Worries connected to Open Science

Fear-related barriers for Open Science.

In their publication, Houtkoop et al. (2018) gathered results from multiple former surveys as well as their own (N=600) that tried to identify barriers for researchers not to share their research materials. As rather objective barriers researchers often claim a lack of appropriate infrastructure, lack of data management skills and training (or: too time consuming), and worries about licensing or sensitive data restrictions. Since those survey results were published, great developments on appropriate data management infrastructure happened, a vast variety of free resources and trainings are made available, and data specific user and sharing agreements as well as access policies have been developed. Yet, researchers still carry some more concerns about data sharing, which Houtkoop et al. (2018) call the “fear-related barriers”. These barriers mainly include the fear of

a) being scooped (i.e., other researchers publishing results from the data before the primary researchers can)
b) rejection of conclusions as a result of alternative analyses of the shared data
c) loss of control over intellectual property
d) detection of errors in the data
e) misinterpretation of the data by secondary users
f) use of shared data for unintended purposes.

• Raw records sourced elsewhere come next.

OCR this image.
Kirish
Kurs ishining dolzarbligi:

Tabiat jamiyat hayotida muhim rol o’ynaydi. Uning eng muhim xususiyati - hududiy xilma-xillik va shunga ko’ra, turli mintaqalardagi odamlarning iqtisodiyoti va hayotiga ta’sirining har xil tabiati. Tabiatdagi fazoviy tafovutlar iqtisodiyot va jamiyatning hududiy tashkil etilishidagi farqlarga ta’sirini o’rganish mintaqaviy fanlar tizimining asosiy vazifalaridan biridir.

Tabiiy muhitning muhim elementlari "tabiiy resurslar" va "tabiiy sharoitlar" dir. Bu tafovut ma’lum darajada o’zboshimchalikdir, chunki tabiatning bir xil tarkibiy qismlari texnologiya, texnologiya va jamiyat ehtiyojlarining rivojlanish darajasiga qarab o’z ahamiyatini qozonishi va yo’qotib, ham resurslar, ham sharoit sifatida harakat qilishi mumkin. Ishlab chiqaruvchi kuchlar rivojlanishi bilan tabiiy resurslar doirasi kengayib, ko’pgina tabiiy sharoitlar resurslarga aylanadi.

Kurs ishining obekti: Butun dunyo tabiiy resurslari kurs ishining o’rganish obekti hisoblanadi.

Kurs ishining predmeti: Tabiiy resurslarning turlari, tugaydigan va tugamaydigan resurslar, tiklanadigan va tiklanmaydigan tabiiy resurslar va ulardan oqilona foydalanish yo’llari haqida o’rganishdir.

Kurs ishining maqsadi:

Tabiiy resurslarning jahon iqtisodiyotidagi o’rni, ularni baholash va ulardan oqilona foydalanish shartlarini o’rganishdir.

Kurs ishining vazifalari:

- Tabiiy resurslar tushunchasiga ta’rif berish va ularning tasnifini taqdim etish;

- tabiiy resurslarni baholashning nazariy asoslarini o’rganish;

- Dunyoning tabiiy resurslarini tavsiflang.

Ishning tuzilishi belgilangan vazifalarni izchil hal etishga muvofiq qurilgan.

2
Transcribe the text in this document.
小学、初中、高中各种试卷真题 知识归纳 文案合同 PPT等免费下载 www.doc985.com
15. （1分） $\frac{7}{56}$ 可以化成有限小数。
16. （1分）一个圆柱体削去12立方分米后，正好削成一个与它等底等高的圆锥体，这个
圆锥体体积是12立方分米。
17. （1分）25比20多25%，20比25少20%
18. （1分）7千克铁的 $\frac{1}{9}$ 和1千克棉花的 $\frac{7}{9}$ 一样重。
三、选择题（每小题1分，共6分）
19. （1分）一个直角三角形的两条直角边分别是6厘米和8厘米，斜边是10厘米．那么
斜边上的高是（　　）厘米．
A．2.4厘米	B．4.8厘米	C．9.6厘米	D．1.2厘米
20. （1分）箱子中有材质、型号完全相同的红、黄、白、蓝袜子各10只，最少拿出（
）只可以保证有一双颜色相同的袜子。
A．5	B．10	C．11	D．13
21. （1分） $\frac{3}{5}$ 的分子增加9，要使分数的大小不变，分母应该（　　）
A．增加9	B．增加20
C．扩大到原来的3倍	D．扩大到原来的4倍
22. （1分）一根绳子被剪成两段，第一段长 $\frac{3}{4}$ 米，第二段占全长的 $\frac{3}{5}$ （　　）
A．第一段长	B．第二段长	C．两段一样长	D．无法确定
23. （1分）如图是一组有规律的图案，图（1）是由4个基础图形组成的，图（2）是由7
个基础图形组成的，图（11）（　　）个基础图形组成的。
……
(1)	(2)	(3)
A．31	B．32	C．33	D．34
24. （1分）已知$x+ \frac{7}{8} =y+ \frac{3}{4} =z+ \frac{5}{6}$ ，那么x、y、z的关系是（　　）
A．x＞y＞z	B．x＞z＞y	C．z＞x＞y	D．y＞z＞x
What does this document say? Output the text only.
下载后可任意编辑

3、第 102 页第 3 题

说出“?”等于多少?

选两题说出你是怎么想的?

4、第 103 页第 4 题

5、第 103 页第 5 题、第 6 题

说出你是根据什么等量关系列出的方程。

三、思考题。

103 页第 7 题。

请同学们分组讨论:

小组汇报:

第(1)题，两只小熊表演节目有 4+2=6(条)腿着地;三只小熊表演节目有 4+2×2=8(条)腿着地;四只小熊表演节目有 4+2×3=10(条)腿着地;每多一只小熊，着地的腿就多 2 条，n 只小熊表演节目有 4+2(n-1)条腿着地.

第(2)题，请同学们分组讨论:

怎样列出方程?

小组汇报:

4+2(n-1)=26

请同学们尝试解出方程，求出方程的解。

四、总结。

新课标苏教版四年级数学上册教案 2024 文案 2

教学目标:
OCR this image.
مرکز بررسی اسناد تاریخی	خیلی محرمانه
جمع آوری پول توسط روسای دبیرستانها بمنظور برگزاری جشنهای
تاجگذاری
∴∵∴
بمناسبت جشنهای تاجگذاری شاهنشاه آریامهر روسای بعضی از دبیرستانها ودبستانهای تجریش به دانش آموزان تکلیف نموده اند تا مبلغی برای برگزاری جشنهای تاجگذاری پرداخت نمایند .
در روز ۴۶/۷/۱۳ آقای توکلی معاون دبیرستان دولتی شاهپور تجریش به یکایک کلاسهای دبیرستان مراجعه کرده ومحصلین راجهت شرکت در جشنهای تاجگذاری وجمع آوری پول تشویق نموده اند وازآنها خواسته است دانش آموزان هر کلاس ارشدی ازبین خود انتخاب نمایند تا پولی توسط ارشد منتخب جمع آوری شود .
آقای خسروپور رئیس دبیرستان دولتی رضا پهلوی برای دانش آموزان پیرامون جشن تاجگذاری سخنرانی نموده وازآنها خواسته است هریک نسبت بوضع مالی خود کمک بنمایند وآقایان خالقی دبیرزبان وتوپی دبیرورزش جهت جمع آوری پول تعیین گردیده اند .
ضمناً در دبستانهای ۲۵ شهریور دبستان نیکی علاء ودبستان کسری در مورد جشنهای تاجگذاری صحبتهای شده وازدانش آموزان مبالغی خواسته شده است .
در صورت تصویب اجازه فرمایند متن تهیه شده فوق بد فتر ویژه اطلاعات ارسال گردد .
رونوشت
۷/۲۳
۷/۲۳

(Houtkoop et al., 2018, p. 77)

Interestingly, researchers agreed more with the fear-statements when they were asked to indicate to what extent they agree with the statements about other researchers’ fear-related barriers compared to what extent they agree about their own fear-related barriers (see figure below, ). The authors explain this result by the effect of socially desirable responding.

Figure reused from Houtkoop et al., 2018, p. 80

As for reasons a), c), e), and f) the developments in Open Science since publication of this paper should have reduced this fear by now: Appropriate licensing, dataset documentation, and data user agreements can be easily set up by now. All of this ensures that you will be rightfully acknowledged for your hard work and data is only used for the purposes you intended. However, reasons b) and d) cannot be controlled by laws or contracts. In fact, it is very likely that errors in your data or code will be detected and hence your conclusion will be challenged. Yet, there is a way to get (at least some) control over this fear anyway: As scientists we’re all part of a community and as a community it is our responsibility to form the values of this community. After all, we’re all human and humans make mistakes. Instead of pretending that this is not the case, we should acknowledge the transparency and work as a community on an informed critical discourse: foster real collaboration for the purpose of finding true (i.e., replicable) answers.

Isn’t this what science is all about?